Detenuto in quanto giornalista a Pretoria
Mentre riportava i fatti da una spedizione militare britannica in Sud Africa, Churchill fu catturato dalle forze boere. Fu portato in un campo di prigionieri di guerra a Pretoria e detenuto nonostante le sue proteste formali alle autorità del Transvaal.
Dopo circa quattro settimane di detenzione, il futuro Primo ministro britannico organizzò un’audace evasione dalla prigionia. Attraversò un paese difficile, in quello che era un territorio ostile, per raggiungere la sicurezza dell’Africa orientale portoghese (il futuro Mozambico). Churchill avrebbe poi descritto questa esperienza formativa nel suo libro London to Ladysmith via Pretoria (Da Londra a Ladysmith passando per Pretoria).
L’intero episodio conferì per la prima volta a Churchill una notevole visibilità pubblica. Segnò un punto di svolta nella sua carriera e rafforzò inoltre il suo apprezzamento personale per la libertà individuale, la libertà di parola e di stampa e la resilienza, valori su cui poi avrebbero poggiato la sua leadership politica e la sua promozione della governance democratica.
Il contributo di Churchill all’idea di unità europea
All’indomani della Seconda guerra mondiale, Winston Churchill si affermò come principale fautore della riconciliazione e della cooperazione europee. Nel suo discorso all’Università di Zurigo nel 1946, chiedeva la creazione di “Stati Uniti d’Europa”, evidenziando la necessità di una pace duratura, principi democratici condivisi e una più stretta collaborazione politica in tutto il continente.
Sebbene Churchill non fosse tra i fondatori ufficiali del Consiglio d’Europa al momento dell’istituzione nel 1949, la sua visione e la sua influenza politica furono determinanti nel plasmare il clima intellettuale e politico che portò alla creazione di questa Organizzazione. Il Consiglio d’Europa incarna molti dei valori da lui promossi, tra cui i diritti umani, la democrazia e lo Stato di diritto.

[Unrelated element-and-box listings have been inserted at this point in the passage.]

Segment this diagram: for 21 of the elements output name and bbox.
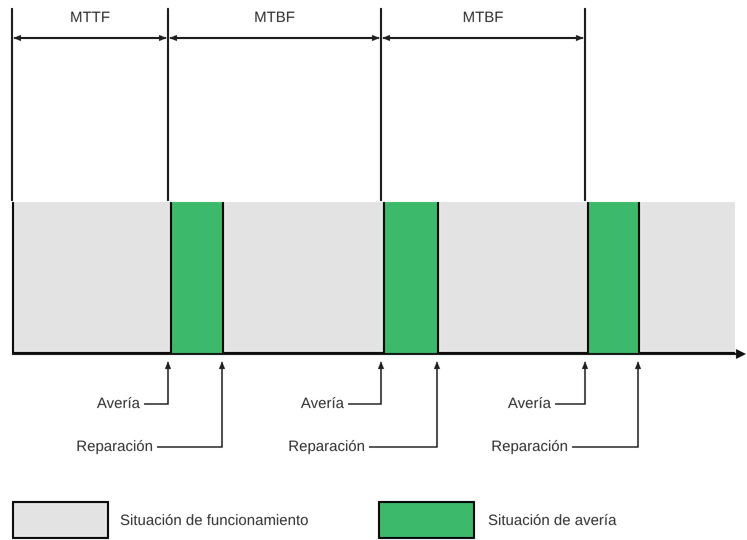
leader-line <box>157 361 226 448</box>
interval-label: MTBF <box>253 8 296 28</box>
event-label: Reparación <box>491 437 568 457</box>
failure-block <box>587 202 640 354</box>
event-label: Avería <box>96 394 140 414</box>
leader-line <box>572 361 642 448</box>
legend-text: Situación de funcionamiento <box>120 511 308 531</box>
interval-label: MTBF <box>462 8 504 28</box>
event-label: Reparación <box>288 437 365 457</box>
leader-line <box>369 361 440 448</box>
event-label: Avería <box>300 394 344 414</box>
legend-text: Situación de avería <box>488 511 616 531</box>
failure-block <box>383 202 439 354</box>
leader-line <box>144 361 172 405</box>
leader-line <box>348 361 384 405</box>
event-label: Avería <box>508 394 551 414</box>
event-label: Reparación <box>76 437 153 457</box>
operating-band <box>12 202 735 354</box>
failure-block <box>170 202 224 354</box>
leader-line <box>555 361 588 405</box>
interval-label: MTTF <box>69 8 111 28</box>
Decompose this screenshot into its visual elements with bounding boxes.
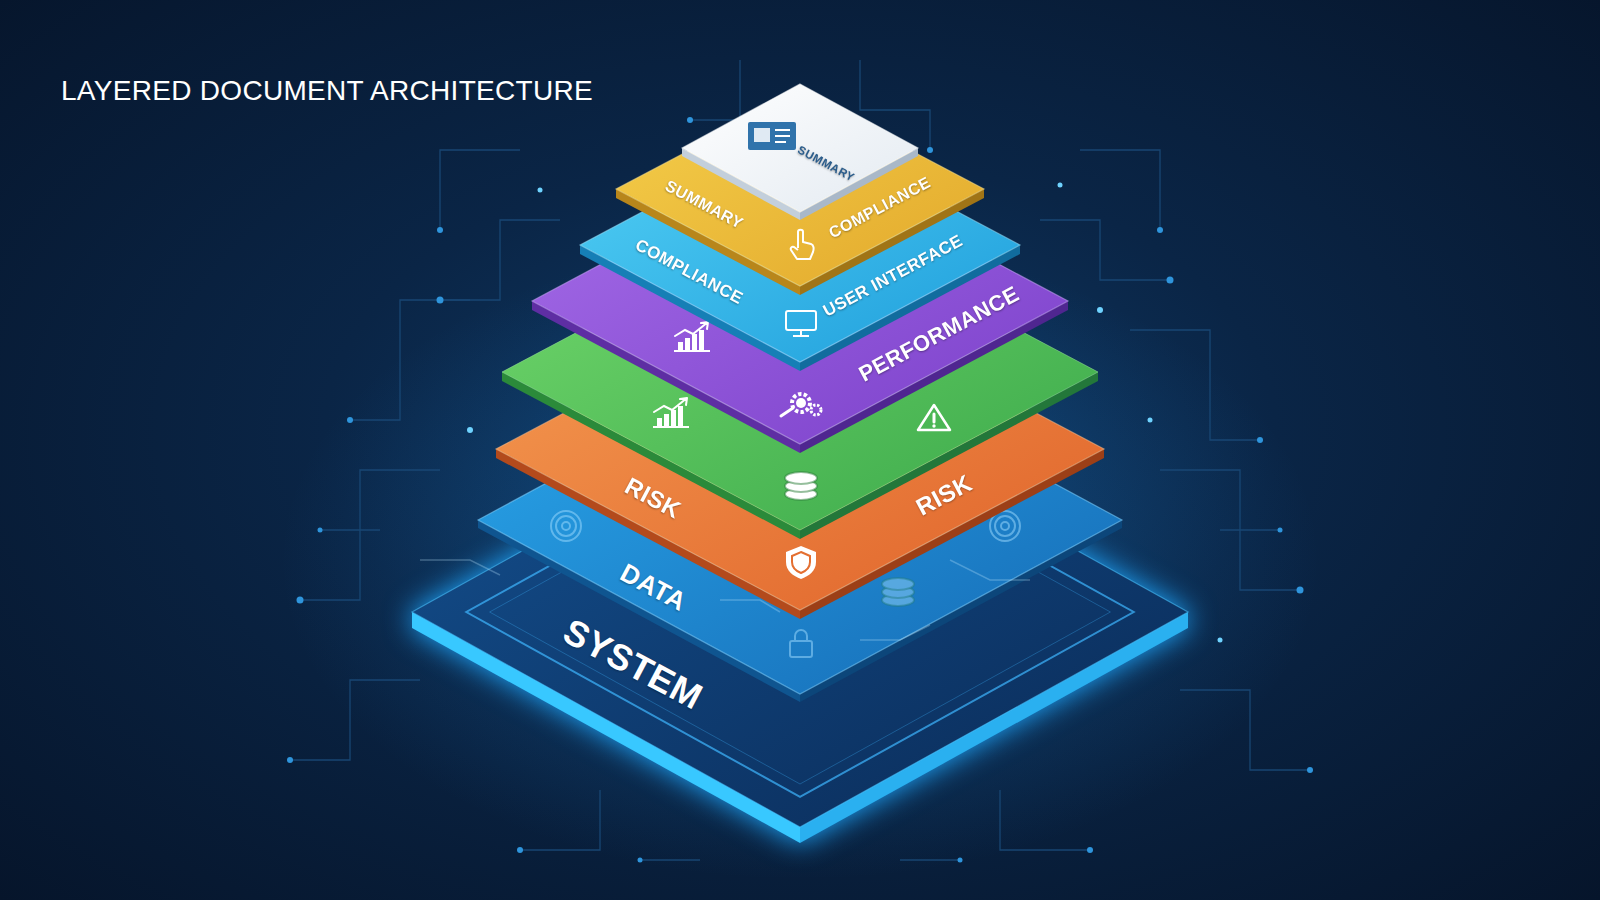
- shield-inner: [792, 552, 810, 573]
- monitor-screen: [786, 311, 816, 330]
- background-glow: [280, 240, 1320, 880]
- trend-line: [675, 322, 708, 336]
- db-disk: [882, 578, 914, 590]
- target-ring: [556, 516, 576, 536]
- inner-outline: [490, 440, 1111, 784]
- layer-icons: [786, 546, 816, 579]
- monitor-stand: [793, 330, 809, 336]
- inner-outline: [466, 427, 1133, 797]
- db-icon: [882, 578, 914, 606]
- lock-shackle: [795, 630, 807, 641]
- shield-icon: [786, 546, 816, 579]
- lock-icon: [790, 630, 812, 657]
- target-ring: [990, 511, 1020, 541]
- circuit-traces: [290, 60, 1310, 860]
- gear-teeth: [811, 405, 821, 415]
- bar: [685, 338, 690, 350]
- target-ring: [551, 511, 581, 541]
- page-title: LAYERED DOCUMENT ARCHITECTURE: [61, 75, 593, 107]
- bars-icon: [674, 322, 710, 351]
- bar: [699, 330, 704, 350]
- layer-icons: [786, 311, 816, 336]
- gear-handle: [781, 408, 793, 416]
- bar: [678, 342, 683, 350]
- doc-lines: [775, 130, 790, 142]
- baseline: [674, 350, 710, 352]
- trace: [950, 560, 1030, 580]
- shield-outer: [786, 546, 816, 579]
- monitor-icon: [786, 311, 816, 336]
- hand-icon: [791, 230, 814, 259]
- layer-icons: [748, 122, 796, 150]
- layer-icons: [791, 230, 814, 259]
- gear-teeth: [792, 394, 810, 412]
- stack-layer: SUMMARY: [682, 84, 918, 220]
- gear-icon: [781, 394, 821, 416]
- bar: [692, 334, 697, 350]
- target-icon: [990, 511, 1020, 541]
- trace: [620, 519, 660, 521]
- target-icon: [551, 511, 581, 541]
- circuit-dots: [287, 117, 1313, 863]
- layer-top: [412, 397, 1188, 827]
- target-ring: [995, 516, 1015, 536]
- lock-body: [790, 641, 812, 657]
- gear-hub: [796, 398, 806, 408]
- pointer-hand: [791, 230, 814, 259]
- trace: [720, 600, 780, 612]
- target-ring: [1001, 522, 1009, 530]
- target-ring: [562, 522, 570, 530]
- doc-image: [754, 128, 770, 142]
- doc-icon: [748, 122, 796, 150]
- doc-frame: [748, 122, 796, 150]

Informazione dei cittadini e voce contro il potere
Alla fine del XIX secolo, oltre alla Guerra boera, Winston Churchill riferì su diversi conflitti, in particolare a Cuba, in India e nel Sudan. Il suo lavoro rifletteva una comprensione precoce del ruolo essenziale che svolge una stampa libera nella vita pubblica. L’esperienza di corrispondente lo espose alle realtà della guerra e alla politica imperiale, dimostrando al contempo il potere del giornalismo nell’informare i cittadini e nel plasmare il dibattito pubblico.
Il Consiglio d’Europa e la tutela dei giornalisti
Dalla sua istituzione, il Consiglio d’Europa svolge un ruolo centrale nella promozione e nella salvaguardia della libertà di espressione e della libertà dei media in tutti i paesi europei, in linea con i principi su cui poggiava l’iniziale lavoro di giornalista e la successiva visione politica di Churchill.

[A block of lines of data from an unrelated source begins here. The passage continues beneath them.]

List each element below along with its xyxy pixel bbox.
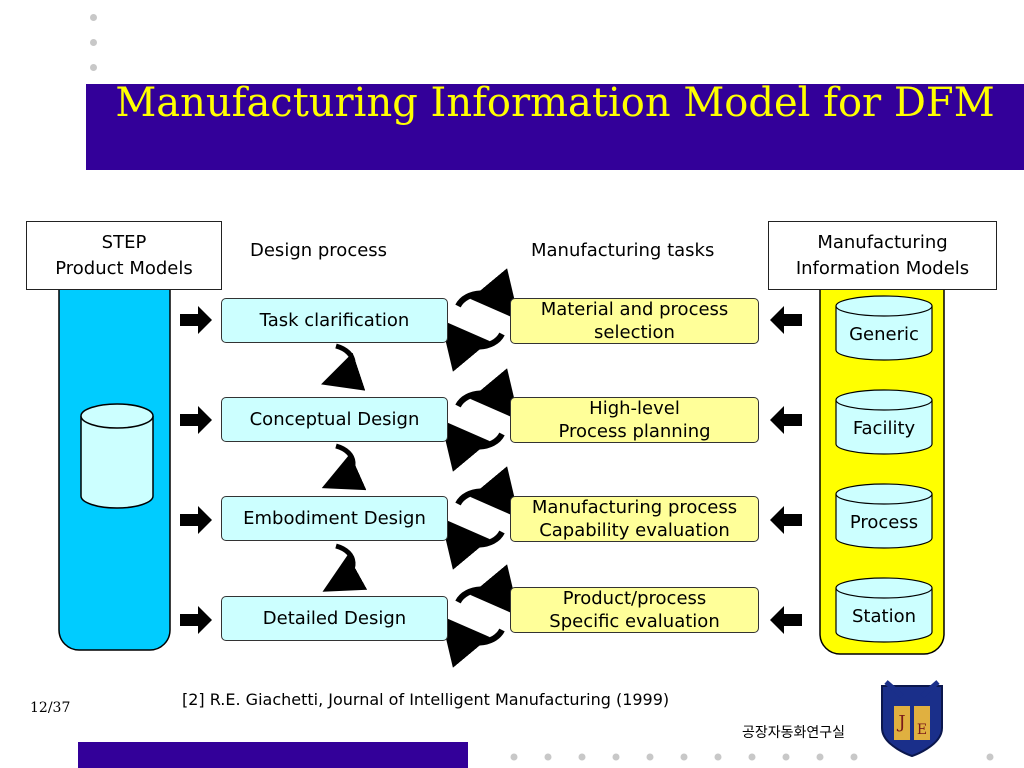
mfg-task-line1: High-level: [589, 398, 680, 419]
mfg-task-line2: Process planning: [558, 421, 711, 442]
mfg-task-line1: Product/process: [562, 588, 707, 609]
left-arrow-icon: [770, 406, 802, 434]
design-step-task-clarification: Task clarification: [221, 298, 448, 343]
step-product-models-label: STEP Product Models: [26, 221, 222, 290]
footer-bar: [78, 742, 468, 768]
manufacturing-tasks-heading: Manufacturing tasks: [531, 240, 715, 261]
mfg-task-line2: selection: [594, 322, 675, 343]
left-arrow-icon: [770, 606, 802, 634]
mfg-task-capability-evaluation: Manufacturing process Capability evaluat…: [510, 496, 759, 542]
flow-down-arrow-icon: [321, 443, 367, 491]
flow-down-arrow-icon: [322, 543, 368, 592]
lab-name: 공장자동화연구실: [742, 725, 846, 741]
decor-dot: [90, 64, 97, 71]
facility-cylinder-shape: [835, 389, 933, 455]
cycle-arrows-icon: [440, 564, 520, 668]
reference-citation: [2] R.E. Giachetti, Journal of Intellige…: [182, 690, 670, 709]
slide-title: Manufacturing Information Model for DFM: [115, 80, 995, 126]
mfg-task-specific-evaluation: Product/process Specific evaluation: [510, 587, 759, 633]
mfg-task-process-planning: High-level Process planning: [510, 397, 759, 443]
mfg-task-material-selection: Material and process selection: [510, 298, 759, 344]
right-arrow-icon: [180, 406, 212, 434]
design-step-detailed: Detailed Design: [221, 596, 448, 641]
title-bar: [86, 84, 1024, 170]
mfg-task-line1: Manufacturing process: [531, 497, 738, 518]
database-icon: [80, 403, 154, 509]
decor-dots-row: [510, 753, 994, 761]
left-arrow-icon: [770, 506, 802, 534]
right-arrow-icon: [180, 606, 212, 634]
mim-label: Manufacturing Information Models: [768, 221, 997, 290]
design-step-embodiment: Embodiment Design: [221, 496, 448, 541]
station-cylinder-shape: [835, 577, 933, 643]
right-arrow-icon: [180, 306, 212, 334]
svg-text:J: J: [896, 712, 905, 733]
generic-cylinder-shape: [835, 295, 933, 361]
left-arrow-icon: [770, 306, 802, 334]
design-process-heading: Design process: [250, 240, 388, 261]
mfg-task-line2: Specific evaluation: [549, 611, 720, 632]
info-model-station: Station: [852, 606, 916, 627]
mfg-task-line2: Capability evaluation: [539, 520, 730, 541]
step-label-line1: STEP: [101, 231, 147, 253]
cycle-arrows-icon: [440, 368, 520, 472]
design-step-conceptual: Conceptual Design: [221, 397, 448, 442]
cycle-arrows-icon: [440, 268, 520, 372]
cycle-arrows-icon: [440, 466, 520, 570]
decor-dot: [90, 14, 97, 21]
page-number: 12/37: [30, 700, 71, 716]
info-model-facility: Facility: [852, 418, 916, 439]
mfg-task-line1: Material and process: [540, 299, 729, 320]
right-arrow-icon: [180, 506, 212, 534]
decor-dot: [90, 39, 97, 46]
mim-label-line1: Manufacturing: [817, 231, 948, 253]
step-label-line2: Product Models: [55, 257, 193, 279]
lab-emblem-logo: J E: [881, 680, 943, 758]
mim-label-line2: Information Models: [795, 257, 970, 279]
process-cylinder-shape: [835, 483, 933, 549]
info-model-generic: Generic: [849, 324, 919, 345]
svg-text:E: E: [917, 722, 927, 738]
flow-down-arrow-icon: [321, 343, 366, 391]
info-model-process: Process: [849, 512, 919, 533]
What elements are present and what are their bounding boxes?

Tra gli elementi chiave dell’attività del Consiglio d’Europa in quest’area figura la protezione giuridicamente vincolante a livello europeo della libertà di espressione in virtù dell’articolo 10 della Convenzione europea dei diritti dell’uomo, il quale prevede ampia protezione per il lavoro dei giornalisti nel fornire informazioni al pubblico. Questo diritto è supervisionato dalla Corte europea dei diritti dell’uomo.
Un altro meccanismo chiave è la Piattaforma per la protezione del giornalismo e la sicurezza dei giornalisti, la quale riporta e aiuta ad affrontare le minacce che subiscono i giornalisti, tra cui violenze, molestie e limitazioni indebite dell’attività dei media.

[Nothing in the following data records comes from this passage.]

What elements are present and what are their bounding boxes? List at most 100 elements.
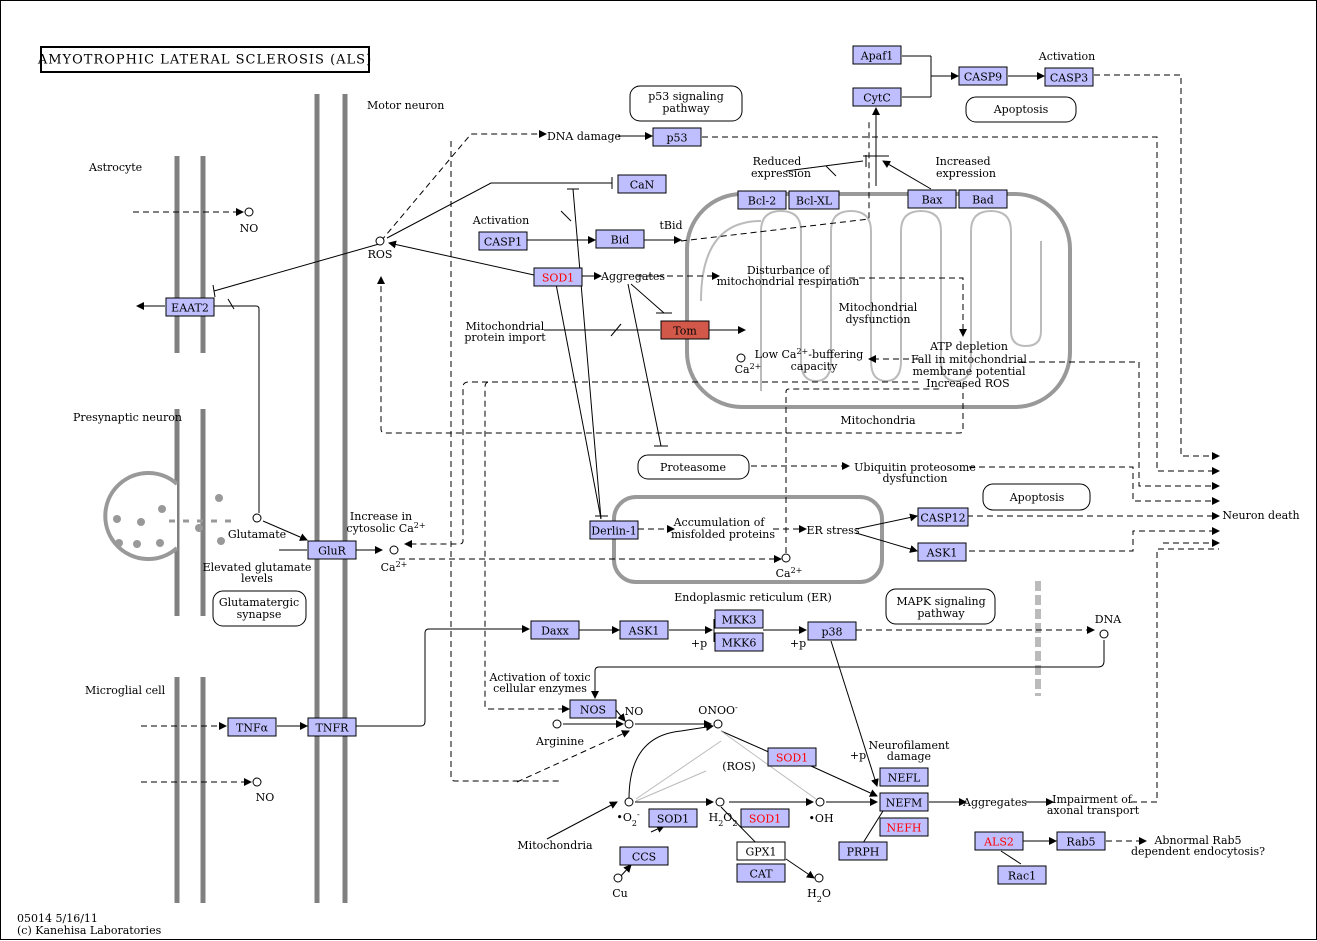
gene-box (958, 66, 1008, 86)
pathway-mapk[interactable]: MAPK signaling pathway (885, 588, 996, 625)
label-h2o2: H2O2 (709, 811, 738, 828)
label-activation-casp1: Activation (472, 214, 529, 227)
gene-bid[interactable]: Bid (595, 229, 645, 249)
gene-label: ASK1 (628, 625, 660, 638)
gene-box (807, 621, 857, 641)
gene-bclxl[interactable]: Bcl-XL (788, 190, 840, 210)
gene-box (917, 542, 967, 562)
label-abnormal-1: Abnormal Rab5 (1153, 834, 1241, 847)
gene-box (307, 717, 357, 737)
label-elev-1: Elevated glutamate (203, 561, 312, 574)
gene-box (530, 620, 580, 640)
gene-gpx1[interactable]: GPX1 (736, 841, 786, 861)
gene-label: CASP3 (1050, 72, 1088, 85)
gene-box (569, 699, 617, 719)
gene-box (652, 127, 702, 147)
label-presynaptic: Presynaptic neuron (73, 411, 182, 424)
gene-daxx[interactable]: Daxx (530, 620, 580, 640)
label-inc-cyto-1: Increase in (350, 510, 412, 523)
gene-cat[interactable]: CAT (736, 863, 786, 883)
gene-derlin1[interactable]: Derlin-1 (589, 520, 639, 540)
gene-label: SOD1 (776, 752, 808, 765)
gene-ask1-b[interactable]: ASK1 (619, 620, 669, 640)
label-reduced-expr-2: expression (751, 167, 811, 180)
gene-p38[interactable]: p38 (807, 621, 857, 641)
label-dist-2: mitochondrial respiration (717, 275, 860, 288)
gene-casp3[interactable]: CASP3 (1044, 67, 1094, 87)
gene-tnfr[interactable]: TNFR (307, 717, 357, 737)
gene-nefm[interactable]: NEFM (879, 792, 929, 812)
gene-casp1[interactable]: CASP1 (478, 231, 528, 251)
gene-bcl2[interactable]: Bcl-2 (737, 190, 787, 210)
gene-label: Bid (611, 234, 630, 247)
gene-rac1[interactable]: Rac1 (997, 865, 1047, 885)
label-mitochondria-bot: Mitochondria (517, 839, 593, 852)
gene-box (227, 717, 277, 737)
gene-glur[interactable]: GluR (307, 540, 357, 560)
pathway-apoptosis-bottom[interactable]: Apoptosis (982, 483, 1091, 511)
label-activation-top: Activation (1038, 50, 1095, 63)
gene-box (307, 540, 357, 560)
pathway-glutamatergic[interactable]: Glutamatergic synapse (212, 590, 307, 627)
gene-casp12[interactable]: CASP12 (917, 507, 969, 527)
label-dna-damage: DNA damage (547, 130, 621, 143)
label-tbid: tBid (659, 219, 682, 232)
label-no-top: NO (240, 222, 259, 235)
svg-text:Glutamatergic: Glutamatergic (219, 596, 299, 609)
gene-label: Bad (972, 194, 994, 207)
mitochondrion (685, 192, 1072, 409)
pathway-apoptosis-top[interactable]: Apoptosis (965, 96, 1077, 123)
gene-apaf1[interactable]: Apaf1 (852, 45, 902, 65)
gene-sod1-d[interactable]: SOD1 (740, 808, 790, 828)
gene-can[interactable]: CaN (617, 174, 667, 194)
gene-label: MKK6 (722, 637, 757, 650)
gene-label: Bax (922, 194, 944, 207)
label-low-ca: Low Ca2+-buffering (755, 347, 864, 362)
gene-box (974, 831, 1024, 851)
gene-box (767, 747, 817, 767)
gene-bad[interactable]: Bad (958, 189, 1008, 209)
gene-nos[interactable]: NOS (569, 699, 617, 719)
gene-sod1-c[interactable]: SOD1 (648, 808, 698, 828)
svg-text:MAPK signaling: MAPK signaling (896, 595, 985, 608)
gene-rab5[interactable]: Rab5 (1056, 831, 1106, 851)
gene-tnfa[interactable]: TNFα (227, 717, 277, 737)
gene-casp9[interactable]: CASP9 (958, 66, 1008, 86)
gene-label: CytC (863, 92, 890, 105)
gene-label: CAT (749, 868, 773, 881)
gene-box (1044, 67, 1094, 87)
gene-prph[interactable]: PRPH (838, 841, 888, 861)
label-increased-expr-2: expression (936, 167, 996, 180)
pathway-proteasome[interactable]: Proteasome (637, 454, 750, 480)
gene-nefh[interactable]: NEFH (879, 817, 929, 837)
gene-mkk6[interactable]: MKK6 (714, 632, 764, 652)
label-er: Endoplasmic reticulum (ER) (674, 591, 832, 604)
gene-nefl[interactable]: NEFL (879, 767, 929, 787)
gene-ccs[interactable]: CCS (619, 846, 669, 866)
pathway-p53[interactable]: p53 signaling pathway (629, 85, 743, 122)
gene-box (619, 846, 669, 866)
label-microglial: Microglial cell (85, 684, 166, 697)
gene-box (879, 817, 929, 837)
gene-bax[interactable]: Bax (907, 189, 957, 209)
gene-sod1-b[interactable]: SOD1 (767, 747, 817, 767)
gene-mkk3[interactable]: MKK3 (714, 609, 764, 629)
gene-cytc[interactable]: CytC (852, 87, 902, 107)
gene-label: TNFα (236, 722, 269, 735)
gene-als2[interactable]: ALS2 (974, 831, 1024, 851)
gene-label: NEFH (887, 822, 922, 835)
gene-box (478, 231, 528, 251)
label-no-bottom: NO (256, 791, 275, 804)
gene-box (589, 520, 639, 540)
gene-label: Rab5 (1066, 836, 1095, 849)
gene-eaat2[interactable]: EAAT2 (165, 297, 215, 317)
gene-p53[interactable]: p53 (652, 127, 702, 147)
synaptic-vesicle (103, 471, 231, 561)
label-inc-ros: Increased ROS (926, 377, 1009, 390)
gene-tom[interactable]: Tom (660, 320, 710, 340)
label-neurofil-2: damage (887, 750, 931, 763)
gene-box (997, 865, 1047, 885)
gene-box (617, 174, 667, 194)
gene-sod1-a[interactable]: SOD1 (533, 267, 583, 287)
gene-ask1-a[interactable]: ASK1 (917, 542, 967, 562)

Più indirettamente, il Consiglio d’Europa aiuta i paesi europei a elaborare linee guida e strumenti politici volti a rafforzare il pluralismo dei media, l’indipendenza editoriale e il giornalismo etico, migliorando i quadri giuridici e le prassi per garantire un ambiente sicuro e favorevole ai giornalisti.
Giornalismo e democrazia
La vita di Winston Churchill, da giornalista e corrispondente di guerra a statista e sostenitore dell’unità europea, testimonia il legame indissolubile tra la libertà di espressione, la resilienza democratica e la cooperazione internazionale. La sua visione contribuì in modo significativo alla nascita di un sistema europeo dedicato alla protezione dei diritti fondamentali che oggi il Consiglio d’Europa continua a difendere e a promuovere.
La garanzia che i giornalisti possano operare in modo libero e sicuro è un pilastro fondamentale del mantenimento, di fronte a gravi sfide, delle nostre società democratiche in Europa.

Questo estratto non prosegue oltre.